Pourquoi aller dans la rue ? La raison est simple. Il ne suffit plus de se tenir dans les églises pour faire connaître le Christ. Si nous voulons annoncer le Seigneur comme il nous le demande (cf. Mt 28, 19_20), il nous faut aller vers les gens là où ils se trouvent, c’est-à-dire aussi dans la rue.
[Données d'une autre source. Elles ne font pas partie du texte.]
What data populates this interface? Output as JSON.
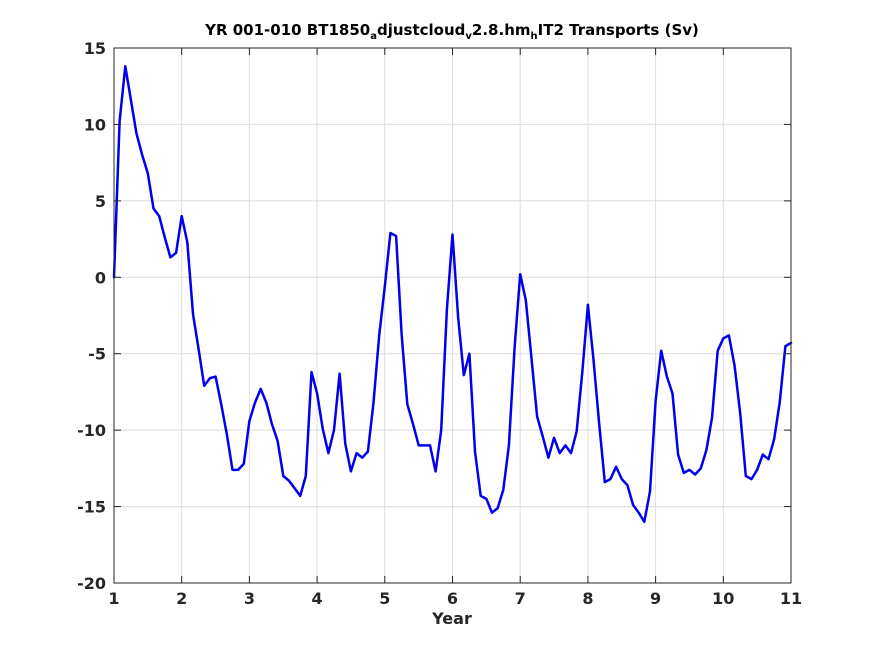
{
  "chart_data": {
    "type": "line",
    "title": {
      "segments": [
        {
          "text": "YR 001-010 BT1850",
          "sub": false
        },
        {
          "text": "a",
          "sub": true
        },
        {
          "text": "djustcloud",
          "sub": false
        },
        {
          "text": "v",
          "sub": true
        },
        {
          "text": "2.8.hm",
          "sub": false
        },
        {
          "text": "h",
          "sub": true
        },
        {
          "text": "IT2 Transports (Sv)",
          "sub": false
        }
      ]
    },
    "xlabel": "Year",
    "ylabel": "",
    "xlim": [
      1,
      11
    ],
    "ylim": [
      -20,
      15
    ],
    "xticks": [
      1,
      2,
      3,
      4,
      5,
      6,
      7,
      8,
      9,
      10,
      11
    ],
    "xtick_labels": [
      "1",
      "2",
      "3",
      "4",
      "5",
      "6",
      "7",
      "8",
      "9",
      "10",
      "11"
    ],
    "yticks": [
      15,
      10,
      5,
      0,
      -5,
      -10,
      -15,
      -20
    ],
    "ytick_labels": [
      "15",
      "10",
      "5",
      "0",
      "-5",
      "-10",
      "-15",
      "-20"
    ],
    "grid": true,
    "series": [
      {
        "color": "#0000ee",
        "x": [
          1.0,
          1.083,
          1.167,
          1.25,
          1.333,
          1.417,
          1.5,
          1.583,
          1.667,
          1.75,
          1.833,
          1.917,
          2.0,
          2.083,
          2.167,
          2.25,
          2.333,
          2.417,
          2.5,
          2.583,
          2.667,
          2.75,
          2.833,
          2.917,
          3.0,
          3.083,
          3.167,
          3.25,
          3.333,
          3.417,
          3.5,
          3.583,
          3.667,
          3.75,
          3.833,
          3.917,
          4.0,
          4.083,
          4.167,
          4.25,
          4.333,
          4.417,
          4.5,
          4.583,
          4.667,
          4.75,
          4.833,
          4.917,
          5.0,
          5.083,
          5.167,
          5.25,
          5.333,
          5.417,
          5.5,
          5.583,
          5.667,
          5.75,
          5.833,
          5.917,
          6.0,
          6.083,
          6.167,
          6.25,
          6.333,
          6.417,
          6.5,
          6.583,
          6.667,
          6.75,
          6.833,
          6.917,
          7.0,
          7.083,
          7.167,
          7.25,
          7.333,
          7.417,
          7.5,
          7.583,
          7.667,
          7.75,
          7.833,
          7.917,
          8.0,
          8.083,
          8.167,
          8.25,
          8.333,
          8.417,
          8.5,
          8.583,
          8.667,
          8.75,
          8.833,
          8.917,
          9.0,
          9.083,
          9.167,
          9.25,
          9.333,
          9.417,
          9.5,
          9.583,
          9.667,
          9.75,
          9.833,
          9.917,
          10.0,
          10.083,
          10.167,
          10.25,
          10.333,
          10.417,
          10.5,
          10.583,
          10.667,
          10.75,
          10.833,
          10.917,
          11.0
        ],
        "y": [
          0.0,
          10.2,
          13.8,
          11.6,
          9.4,
          8.0,
          6.8,
          4.5,
          4.0,
          2.6,
          1.3,
          1.6,
          4.0,
          2.3,
          -2.4,
          -4.7,
          -7.1,
          -6.6,
          -6.5,
          -8.3,
          -10.3,
          -12.6,
          -12.6,
          -12.2,
          -9.4,
          -8.2,
          -7.3,
          -8.2,
          -9.6,
          -10.7,
          -13.0,
          -13.3,
          -13.8,
          -14.3,
          -13.0,
          -6.2,
          -7.6,
          -9.9,
          -11.5,
          -10.0,
          -6.3,
          -10.9,
          -12.7,
          -11.5,
          -11.8,
          -11.4,
          -8.2,
          -3.8,
          -0.6,
          2.9,
          2.7,
          -3.8,
          -8.3,
          -9.6,
          -11.0,
          -11.0,
          -11.0,
          -12.7,
          -10.0,
          -2.1,
          2.8,
          -2.6,
          -6.4,
          -5.0,
          -11.4,
          -14.3,
          -14.5,
          -15.4,
          -15.1,
          -13.9,
          -11.0,
          -4.6,
          0.2,
          -1.5,
          -5.3,
          -9.1,
          -10.4,
          -11.8,
          -10.5,
          -11.5,
          -11.0,
          -11.5,
          -10.1,
          -6.2,
          -1.8,
          -5.4,
          -9.6,
          -13.4,
          -13.2,
          -12.4,
          -13.2,
          -13.6,
          -14.9,
          -15.4,
          -16.0,
          -14.0,
          -8.1,
          -4.8,
          -6.5,
          -7.6,
          -11.6,
          -12.8,
          -12.6,
          -12.9,
          -12.5,
          -11.3,
          -9.2,
          -4.8,
          -4.0,
          -3.8,
          -5.8,
          -8.9,
          -13.0,
          -13.2,
          -12.6,
          -11.6,
          -11.9,
          -10.6,
          -8.2,
          -4.5,
          -4.3
        ]
      }
    ]
  }
}
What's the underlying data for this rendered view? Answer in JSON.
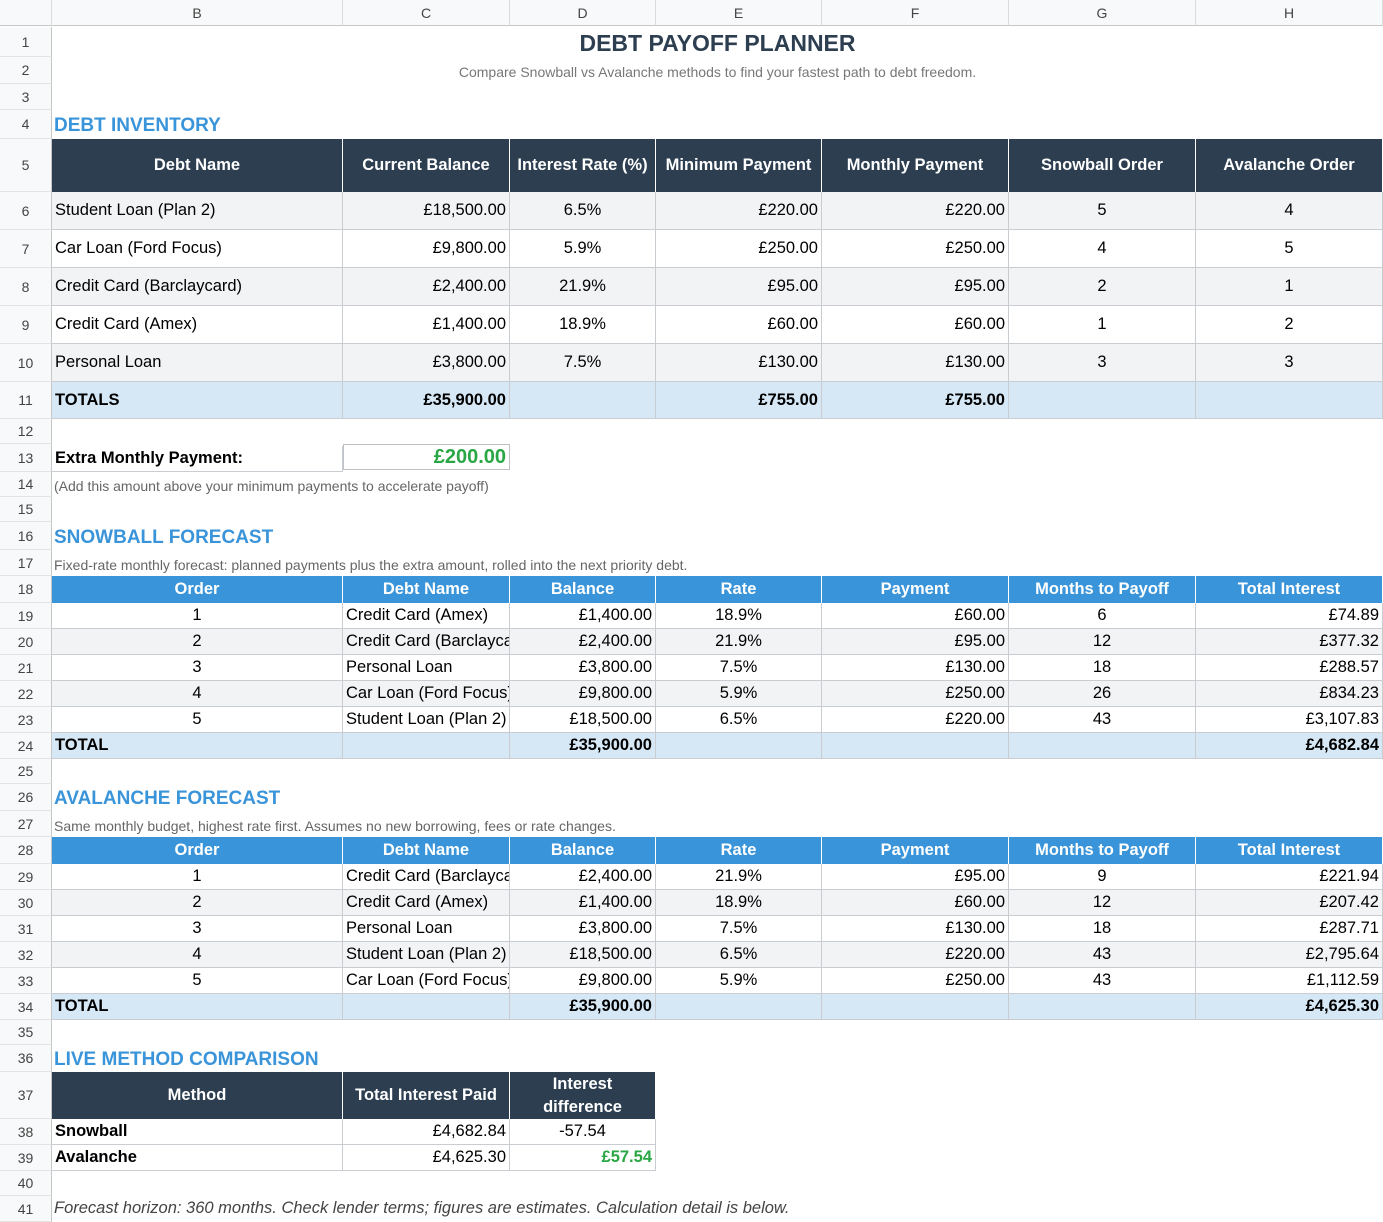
{
  "sheet": {
    "columns": [
      "B",
      "C",
      "D",
      "E",
      "F",
      "G",
      "H"
    ],
    "rows": [
      "1",
      "2",
      "3",
      "4",
      "5",
      "6",
      "7",
      "8",
      "9",
      "10",
      "11",
      "12",
      "13",
      "14",
      "15",
      "16",
      "17",
      "18",
      "19",
      "20",
      "21",
      "22",
      "23",
      "24",
      "25",
      "26",
      "27",
      "28",
      "29",
      "30",
      "31",
      "32",
      "33",
      "34",
      "35",
      "36",
      "37",
      "38",
      "39",
      "40",
      "41"
    ]
  },
  "title": "DEBT PAYOFF PLANNER",
  "subtitle": "Compare Snowball vs Avalanche methods to find your fastest path to debt freedom.",
  "inventory": {
    "heading": "DEBT INVENTORY",
    "headers": [
      "Debt Name",
      "Current Balance",
      "Interest Rate (%)",
      "Minimum Payment",
      "Monthly Payment",
      "Snowball Order",
      "Avalanche Order"
    ],
    "rows": [
      [
        "Student Loan (Plan 2)",
        "£18,500.00",
        "6.5%",
        "£220.00",
        "£220.00",
        "5",
        "4"
      ],
      [
        "Car Loan (Ford Focus)",
        "£9,800.00",
        "5.9%",
        "£250.00",
        "£250.00",
        "4",
        "5"
      ],
      [
        "Credit Card (Barclaycard)",
        "£2,400.00",
        "21.9%",
        "£95.00",
        "£95.00",
        "2",
        "1"
      ],
      [
        "Credit Card (Amex)",
        "£1,400.00",
        "18.9%",
        "£60.00",
        "£60.00",
        "1",
        "2"
      ],
      [
        "Personal Loan",
        "£3,800.00",
        "7.5%",
        "£130.00",
        "£130.00",
        "3",
        "3"
      ]
    ],
    "totals": [
      "TOTALS",
      "£35,900.00",
      "",
      "£755.00",
      "£755.00",
      "",
      ""
    ]
  },
  "extra": {
    "label": "Extra Monthly Payment:",
    "value": "£200.00",
    "note": "(Add this amount above your minimum payments to accelerate payoff)"
  },
  "snowball": {
    "heading": "SNOWBALL FORECAST",
    "note": "Fixed-rate monthly forecast: planned payments plus the extra amount, rolled into the next priority debt.",
    "headers": [
      "Order",
      "Debt Name",
      "Balance",
      "Rate",
      "Payment",
      "Months to Payoff",
      "Total Interest"
    ],
    "rows": [
      [
        "1",
        "Credit Card (Amex)",
        "£1,400.00",
        "18.9%",
        "£60.00",
        "6",
        "£74.89"
      ],
      [
        "2",
        "Credit Card (Barclaycard)",
        "£2,400.00",
        "21.9%",
        "£95.00",
        "12",
        "£377.32"
      ],
      [
        "3",
        "Personal Loan",
        "£3,800.00",
        "7.5%",
        "£130.00",
        "18",
        "£288.57"
      ],
      [
        "4",
        "Car Loan (Ford Focus)",
        "£9,800.00",
        "5.9%",
        "£250.00",
        "26",
        "£834.23"
      ],
      [
        "5",
        "Student Loan (Plan 2)",
        "£18,500.00",
        "6.5%",
        "£220.00",
        "43",
        "£3,107.83"
      ]
    ],
    "totals": [
      "TOTAL",
      "",
      "£35,900.00",
      "",
      "",
      "",
      "£4,682.84"
    ]
  },
  "avalanche": {
    "heading": "AVALANCHE FORECAST",
    "note": "Same monthly budget, highest rate first. Assumes no new borrowing, fees or rate changes.",
    "headers": [
      "Order",
      "Debt Name",
      "Balance",
      "Rate",
      "Payment",
      "Months to Payoff",
      "Total Interest"
    ],
    "rows": [
      [
        "1",
        "Credit Card (Barclaycard)",
        "£2,400.00",
        "21.9%",
        "£95.00",
        "9",
        "£221.94"
      ],
      [
        "2",
        "Credit Card (Amex)",
        "£1,400.00",
        "18.9%",
        "£60.00",
        "12",
        "£207.42"
      ],
      [
        "3",
        "Personal Loan",
        "£3,800.00",
        "7.5%",
        "£130.00",
        "18",
        "£287.71"
      ],
      [
        "4",
        "Student Loan (Plan 2)",
        "£18,500.00",
        "6.5%",
        "£220.00",
        "43",
        "£2,795.64"
      ],
      [
        "5",
        "Car Loan (Ford Focus)",
        "£9,800.00",
        "5.9%",
        "£250.00",
        "43",
        "£1,112.59"
      ]
    ],
    "totals": [
      "TOTAL",
      "",
      "£35,900.00",
      "",
      "",
      "",
      "£4,625.30"
    ]
  },
  "comparison": {
    "heading": "LIVE METHOD COMPARISON",
    "headers": [
      "Method",
      "Total Interest Paid",
      "Interest difference"
    ],
    "rows": [
      [
        "Snowball",
        "£4,682.84",
        "-57.54"
      ],
      [
        "Avalanche",
        "£4,625.30",
        "£57.54"
      ]
    ]
  },
  "footer": "Forecast horizon: 360 months. Check lender terms; figures are estimates. Calculation detail is below.",
  "colors": {
    "navy": "#2c3e50",
    "accent_blue": "#3a94d9",
    "total_fill": "#d6e8f6",
    "positive_green": "#2aa745"
  }
}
Ce faisant, nous n’inventons rien de neuf. Les apôtres ont évangélisé dans les rues et sur les places. Pensons à Paul à l’aréopage d’Athènes. Les saints l’ont fait également, comme François d’Assise, Antoine de Padoue, Dominique de Guzman ou François-Xavier…
Certains pourraient se demander s’il ne s’agit pas de prosélytisme. Le danger existe, mais à partir du moment où les évangélisateurs ne s’adressent qu’à ceux qui s’arrêtent et manifestent le désir d’en savoir plus, la liberté des personnes est pleinement respectée. L’homme d’aujourd’hui a le droit d’être informé sur les choses de Dieu, sur le salut apporté par le Christ. Le fait de mettre cette information à sa portée est le signe d’un grand respect. Comme le disait Jean-Paul II : « L’annonce et le témoignage du Christ, quand ils sont faits dans le respect des consciences, ne violent pas la liberté. La foi exige la libre adhésion de l’homme, mais elle doit être proposée parce que les multitudes ont le droit de connaître la richesse du mystère du Christ… » (Redemptoris Missio § 8)
L’évangélisation de rue est un acte gratuit, un signe de l’amour que les missionnaires portent à Dieu et à leurs semblables. Le but n’est pas de convaincre, mais seulement d’annoncer et de faire appel à la liberté de chacun pour répondre. Comme le disait si justement Bernadette au commissaire Jacomet de Lourdes : « La dame ne m’a pas dit de vous convaincre, elle ma dit de vous le dire ! » L’évangélisation de rue, comme toute évangélisation, est une mise en pratique de cette phrase de la voyante de Lourdes. Dans la conviction que seul Dieu est maître des cœurs.